Informacoes sobre ordens
| Nome do Produto | Numero de Catalogo | UNID | Preco | Qde | FAVORITOS | |
Stat3 Plasmídeo duplo de Nickase (m) | sc-423176-NIC | 20 µg | $410.00 | |||
Stat3 Plasmídeo duplo de Nickase (m2) | sc-423176-NIC-2 | 20 µg | $410.00 |
O Stat3 de camundongo codifica o Transdutor de Sinal e Ativador da Transcrição 3 (STAT3), um fator de transcrição latente ativado a jusante de receptores de citocinas e de fatores de crescimento. Após fosforilação por quinases JAK ou por tirosina-quinases associadas ao receptor, o STAT3 dimeriza e transloca-se para o núcleo para regular programas que controlam proliferação, sobrevivência, inflamação e estados celulares semelhantes aos de células-tronco. A sinalização de STAT3 integra sinais de citocinas da família IL-6 e interage com vias como NF-κB, PI3K–AKT e MAPK para moldar a homeostase imune e tecidual. A atividade desregulada de STAT3 é frequentemente estudada em modelos de inflamação crônica, disfunção imune, fibrose e transformação oncogênica para definir desfechos transcricionais e epigenéticos específicos do contexto.

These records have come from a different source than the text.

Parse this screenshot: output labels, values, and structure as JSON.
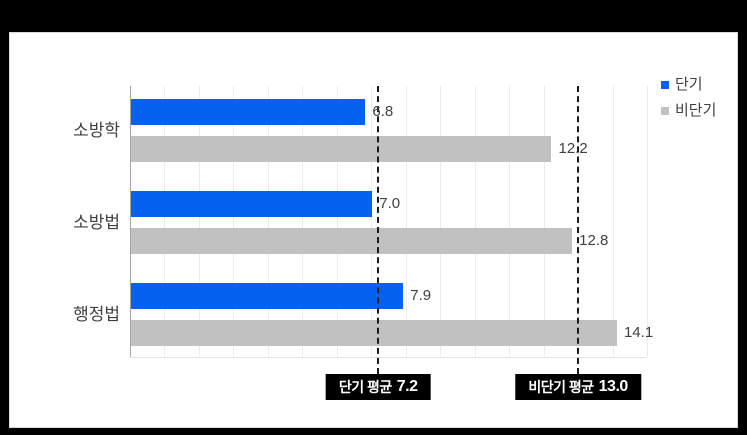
{
  "frame": {
    "background": "#000000"
  },
  "panel": {
    "background": "#ffffff",
    "border_color": "#d8d8d8"
  },
  "chart_data": {
    "type": "bar",
    "orientation": "horizontal",
    "categories": [
      "소방학",
      "소방법",
      "행정법"
    ],
    "series": [
      {
        "name": "단기",
        "color": "#0561f0",
        "values": [
          6.8,
          7.0,
          7.9
        ]
      },
      {
        "name": "비단기",
        "color": "#c1c1c1",
        "values": [
          12.2,
          12.8,
          14.1
        ]
      }
    ],
    "xlim": [
      0,
      15
    ],
    "grid_step": 1,
    "grid": true,
    "legend_position": "top-right",
    "value_label_decimals": 1,
    "annotations": [
      {
        "label": "단기 평균",
        "value_text": "7.2",
        "value": 7.2
      },
      {
        "label": "비단기 평균",
        "value_text": "13.0",
        "value": 13.0
      }
    ]
  },
  "styles": {
    "grid_color": "#ececec",
    "axis_color": "#a6a6a6",
    "value_text_color": "#404040",
    "category_text_color": "#3f3f3f",
    "mean_line_color": "#1a1a1a",
    "annotation_bg": "#000000",
    "annotation_text": "#ffffff"
  }
}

Stat3 O Plasmídeo de Nickase Dupla (m) consiste num par de plasmídeos combinados, concebidos para a edição de alta especificidade do locus Stat3 em linhas celulares mouse. Cada plasmídeo expressa uma nickase Cas9 D10A e um sgRNA distinto que tem como alvo cadeias de ADN opostas dentro de Stat3. Quando direcionadas para locais adjacentes em cadeias de ADN opostas, as duas nickases geram cortes deslocados numa única cadeia que, em conjunto, produzem uma quebra escalonada de cadeia dupla, exigindo uma atividade coordenada no alvo por parte de ambas as guias. A quebra de ADN resultante é resolvida por vias de reparação celular endógenas, mais frequentemente através da junção de extremidades não homólogas (NHEJ), levando a inserções ou deleções que perturbam a função Stat3. Ao exigir o envolvimento de dois sgRNA no locus alvo, a abordagem de dupla nickase aumenta a especificidade da edição e fornece uma estratégia CRISPR complementar para aplicações em que se deseja um controlo adicional sobre a precisão do direcionamento.

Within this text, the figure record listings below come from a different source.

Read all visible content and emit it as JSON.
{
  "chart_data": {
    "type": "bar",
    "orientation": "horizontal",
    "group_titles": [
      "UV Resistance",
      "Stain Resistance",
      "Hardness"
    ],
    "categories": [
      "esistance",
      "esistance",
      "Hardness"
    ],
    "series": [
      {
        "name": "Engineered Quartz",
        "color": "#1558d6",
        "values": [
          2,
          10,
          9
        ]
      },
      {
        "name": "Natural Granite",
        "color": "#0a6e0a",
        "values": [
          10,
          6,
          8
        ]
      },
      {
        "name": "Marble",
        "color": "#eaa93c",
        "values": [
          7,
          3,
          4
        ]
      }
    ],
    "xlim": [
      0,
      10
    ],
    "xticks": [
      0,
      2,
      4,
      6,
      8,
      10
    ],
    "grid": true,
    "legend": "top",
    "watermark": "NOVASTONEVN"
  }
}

Para apoiar a identificação eficiente das células editadas, um plasmídeo codifica GFP para visualização fluorescente das populações transfectadas, enquanto o plasmídeo complementar transporta um gene de resistência à puromicina para seleção antibiótica. Em conjunto, estas características apoiam o enriquecimento eficiente das populações co-transfectadas e simplificam a validação dos clones com Stat3 interrompido.
Apenas para uso em investigação. Não se destina a uso diagnóstico ou terapêutico.